Corporate profits rose ever so slightly in the fourth quarter of last year after three consecutive drops in the first part of 2019. Heading into 2020, analysts were optimistic that earnings would continue to rebound.
Then the coronavirus outbreak happened. And now, all bets are off.
The question on Wall Street is no longer about how much will profits increase this year but how bad will things get.
Analysts surveyed by FactSet are forecasting a 1.7% decline in earnings for the S&P 500 during the first quarter. But that forecast is almost certain to be overly conservative.
Estimates are dropping fast as companies warn of the impact that the coronavirus pandemic will have on demand, especially in China during the first three months of the year.
Earnings forecasts should fall hard and fast
Analysts were expecting an earnings increase of 4.4% for the quarter at the start of 2020. But since then, 72 companies in the S&P 500 have said that first quarter results will miss forecasts.
The second quarter is likely to be even worse, since that is when the full impact of shutdowns to businesses in the United States will be felt. This doesn’t appear to be factored into profit forecasts yet.
Analysts are now forecasting a 0.7% decrease for earnings for that quarter, according to FactSet.
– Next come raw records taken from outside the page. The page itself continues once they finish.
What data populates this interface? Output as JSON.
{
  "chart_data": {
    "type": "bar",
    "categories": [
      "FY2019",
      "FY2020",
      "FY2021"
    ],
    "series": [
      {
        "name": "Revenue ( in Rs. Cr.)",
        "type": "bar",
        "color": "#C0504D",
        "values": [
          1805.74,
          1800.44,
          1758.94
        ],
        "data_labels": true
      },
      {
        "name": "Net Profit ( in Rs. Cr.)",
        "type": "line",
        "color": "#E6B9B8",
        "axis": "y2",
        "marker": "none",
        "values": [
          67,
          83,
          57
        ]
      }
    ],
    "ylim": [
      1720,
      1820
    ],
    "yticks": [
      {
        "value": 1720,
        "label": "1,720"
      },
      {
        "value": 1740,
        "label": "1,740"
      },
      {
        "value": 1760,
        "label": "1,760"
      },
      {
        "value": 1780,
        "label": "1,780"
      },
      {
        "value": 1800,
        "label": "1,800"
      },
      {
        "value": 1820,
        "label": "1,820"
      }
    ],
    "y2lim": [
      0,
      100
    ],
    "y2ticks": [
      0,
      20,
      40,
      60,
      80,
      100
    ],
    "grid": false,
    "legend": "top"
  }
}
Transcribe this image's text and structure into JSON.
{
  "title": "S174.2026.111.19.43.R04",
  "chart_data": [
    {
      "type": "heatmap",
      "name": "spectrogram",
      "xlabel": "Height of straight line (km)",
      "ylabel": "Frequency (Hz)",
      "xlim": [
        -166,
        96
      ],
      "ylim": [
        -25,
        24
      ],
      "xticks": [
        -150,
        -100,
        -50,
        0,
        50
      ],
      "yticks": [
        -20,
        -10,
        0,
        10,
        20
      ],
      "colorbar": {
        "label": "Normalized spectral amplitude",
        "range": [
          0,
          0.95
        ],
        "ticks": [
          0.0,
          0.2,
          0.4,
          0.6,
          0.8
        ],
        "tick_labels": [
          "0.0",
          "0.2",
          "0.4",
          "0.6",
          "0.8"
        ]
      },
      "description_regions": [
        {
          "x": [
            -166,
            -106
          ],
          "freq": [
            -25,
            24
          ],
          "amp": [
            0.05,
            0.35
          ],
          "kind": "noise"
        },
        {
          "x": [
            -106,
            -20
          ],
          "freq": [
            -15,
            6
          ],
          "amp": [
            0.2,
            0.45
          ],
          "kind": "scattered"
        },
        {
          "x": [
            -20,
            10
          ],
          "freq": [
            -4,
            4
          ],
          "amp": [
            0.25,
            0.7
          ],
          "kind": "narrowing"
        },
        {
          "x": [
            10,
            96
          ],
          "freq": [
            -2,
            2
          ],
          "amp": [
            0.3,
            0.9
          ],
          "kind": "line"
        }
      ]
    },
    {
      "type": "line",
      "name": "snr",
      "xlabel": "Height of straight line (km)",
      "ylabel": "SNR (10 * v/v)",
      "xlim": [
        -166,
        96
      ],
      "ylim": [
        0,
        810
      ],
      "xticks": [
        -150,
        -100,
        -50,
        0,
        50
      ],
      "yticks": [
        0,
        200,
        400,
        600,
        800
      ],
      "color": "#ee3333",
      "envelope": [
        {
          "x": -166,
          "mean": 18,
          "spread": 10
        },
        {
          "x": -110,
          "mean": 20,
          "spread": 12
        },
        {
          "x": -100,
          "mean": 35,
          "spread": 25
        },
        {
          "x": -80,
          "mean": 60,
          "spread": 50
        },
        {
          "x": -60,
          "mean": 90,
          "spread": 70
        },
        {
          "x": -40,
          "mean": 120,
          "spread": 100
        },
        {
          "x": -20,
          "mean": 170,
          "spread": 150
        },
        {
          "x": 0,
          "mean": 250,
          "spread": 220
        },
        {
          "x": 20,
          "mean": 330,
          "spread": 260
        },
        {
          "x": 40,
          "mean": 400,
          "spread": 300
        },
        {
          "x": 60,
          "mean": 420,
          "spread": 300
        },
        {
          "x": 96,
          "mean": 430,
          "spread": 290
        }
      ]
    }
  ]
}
Yet it seems almost impossible for earnings not to fall even more dramatically now that some Americans are starting to self-quarantine.
“Travel bans, suspended professional sports, social distancing, supplier issues, and a potential overwhelming of the health care system may generate a new series of incremental demand shocks that probably are not in Street estimates yet,” said Citi chief US equity strategist Tobias Levkovich in a report.
The Fed’s surprise Sunday night interest rate cut to zero (its second emergency cut this month) will put more pressure on banks as well because their earnings tend to get hit by reduced profit margins from loans when rates are low. That will drag down earnings for the S&P 500 too.
Analysts fear a repeat of 2008
Economists are cutting their forecasts even more rapidly.
Goldman Sachs is now expecting a 5% annualized drop in US gross domestic product during the second quarter while ING is even more bearish, predicting that US GDP will fall at a staggering 8% rate.
That’s undoubtedly going to have an impact on earnings. At best, profits might be flat for all of 2020, according to RBC Capital Markets head of US equity strategy Lori Calvasina. So much for this being the year when earnings bounce back.
Calvasina said in a report Monday morning that the recent market sell-off is “eerily similar to late September/early October 2008, some of the worst days of the financial crisis.”
Even though Calvasina said the economy and big banks are stronger now than they were just before the 2008 meltdown, she fears that “sentiment could become just as stressed as it was back then.”
Still, some hope that the US economy will only suffer for a quarter or two from the coronavirus crisis and that things will slowly return to normal for Corporate America after that.
Analysts surveyed by FactSet are predicting a 5.2% increase for earnings in the third quarter and 8.6% rebound in the fourth quarter. That could be enough to lift earnings for the full year.
“Once the country makes it past the current COVID-19 outbreak later this spring or summer, that should set the stage for a rebound heading into the end of 2020 and 2021,” said Michael Sheldon, chief investment officer for Hightower - RDM Financial Group.